Self-managing capabilities are needed for the entire infrastructure—not just individual servers or software—and requires a lot of coordination among the pieces, Barel says. “The value of autonomic computing is greatest when the components of IT that support a business process interoperate in an autonomic way.”

The key to achieving comprehensive interoperable solutions is using open industry standards. Barel notes that IBM is conducting its research and development work through collaboration with industry bodies such as the Global Grid Forum, a community-initiated forum of individual researchers working on grid technologies and promoting the use of best practice technical specifications, user experiences and implementation guidelines. “We have a coordinated effort to implement these technologies across the IBM product portfolio as well as a strong effort to work with other providers in the industry,” he points out. “We are promoting the acceptance and adoption of these technologies and open standards so that all of the pieces of a solution, no matter where they come from, can work in an autonomic fashion.”

A significant impact of this work is a business’s return on information technology investments, he adds. “As you provide greater levels of automation across an IT infrastructure and across your business processes, you have a direct impact on lowering operating costs. You improve utilization rates of your systems. You get more productivity out of the resources you’ve invested in. You can also avoid things like downtime and other intangibles that cost money.”
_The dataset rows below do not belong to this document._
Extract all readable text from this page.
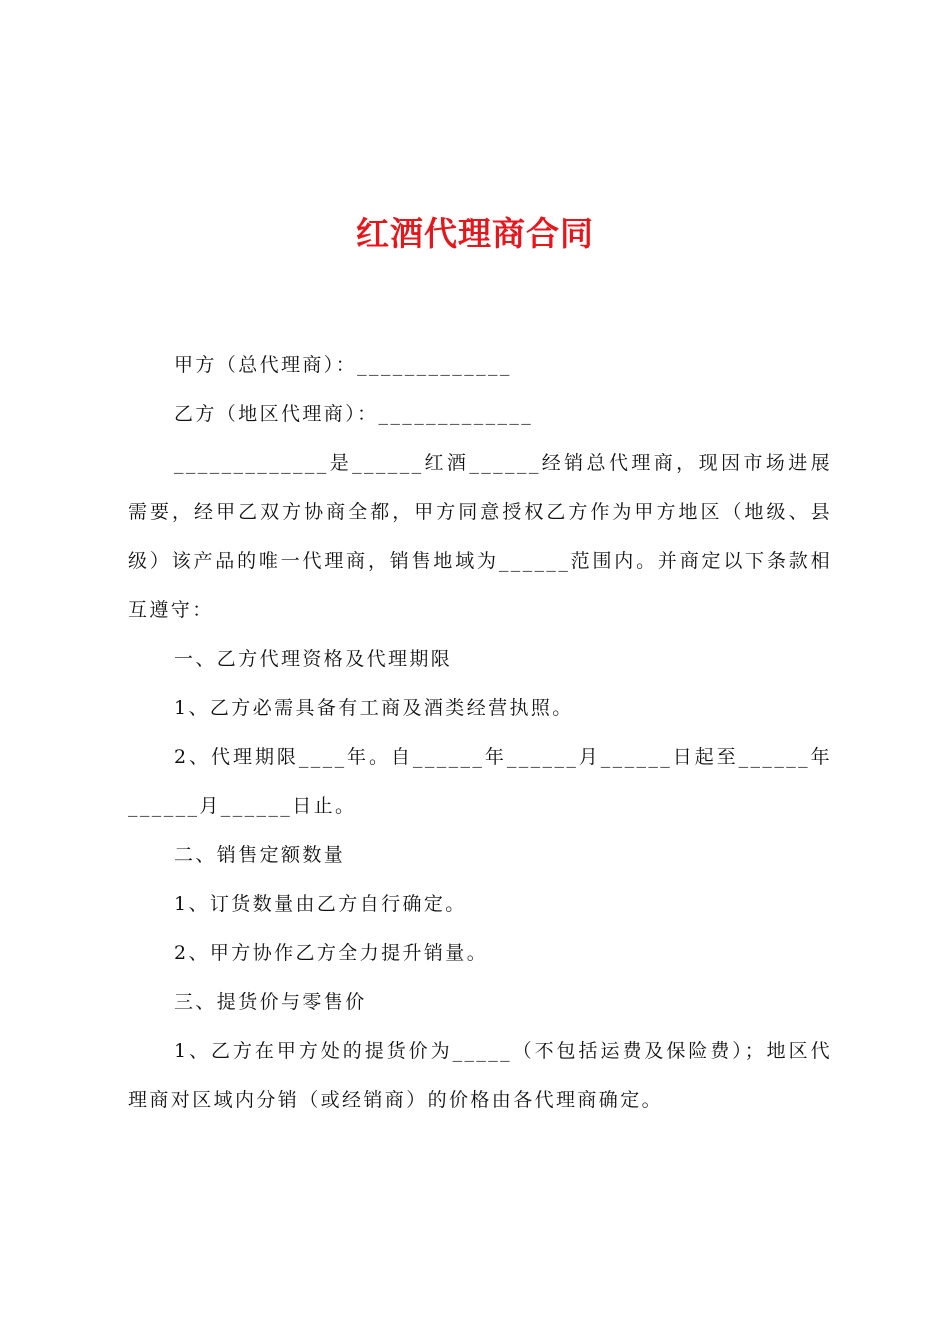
红酒代理商合同

甲方（总代理商）：_____________

乙方（地区代理商）：_____________

_____________是______红酒______经销总代理商，现因市场进展需要，经甲乙双方协商全都，甲方同意授权乙方作为甲方地区（地级、县级）该产品的唯一代理商，销售地域为______范围内。并商定以下条款相互遵守：

一、乙方代理资格及代理期限

1、乙方必需具备有工商及酒类经营执照。

2、代理期限____年。自______年______月______日起至______年______月______日止。

二、销售定额数量

1、订货数量由乙方自行确定。

2、甲方协作乙方全力提升销量。

三、提货价与零售价

1、乙方在甲方处的提货价为_____（不包括运费及保险费）；地区代理商对区域内分销（或经销商）的价格由各代理商确定。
Additionally, system administrators are freed from overseeing mundane tasks and can customize technology to meet business goals. Administrators often manage individual components of the infrastructure according to information technology-oriented principles such as transactions per minute and response time.

“We want to measure business performance,” Barel explains. “I often talk about high-volume commerce sites where a company may do an analysis that indicates that the top one percent of its customers generate the largest amount of revenue. Administrators could set up a business rule to respond to the top one percent of customers in one second or less, to the top five percent in 30 seconds and the top 10 percent in two minutes.” Technology managers can encode business rules to help manage systems. The system automatically will know how to manage all components of a transaction from a customer’s perspective and meet performance goals regardless of the number of applications involved.

Industry is doing a good job of building new capabilities that can talk to each other, Barel adds. “Just recognizing the overall problem and focusing on it in total is really one of the most significant contributions. To just undertake one attribute and have a component be self-healing will not solve the problem. The innovation comes from looking at all aspects of the IT infrastructure.

“With every new release of [systems technology] you can expect to see more autonomic capabilities being embedded,” Barel states.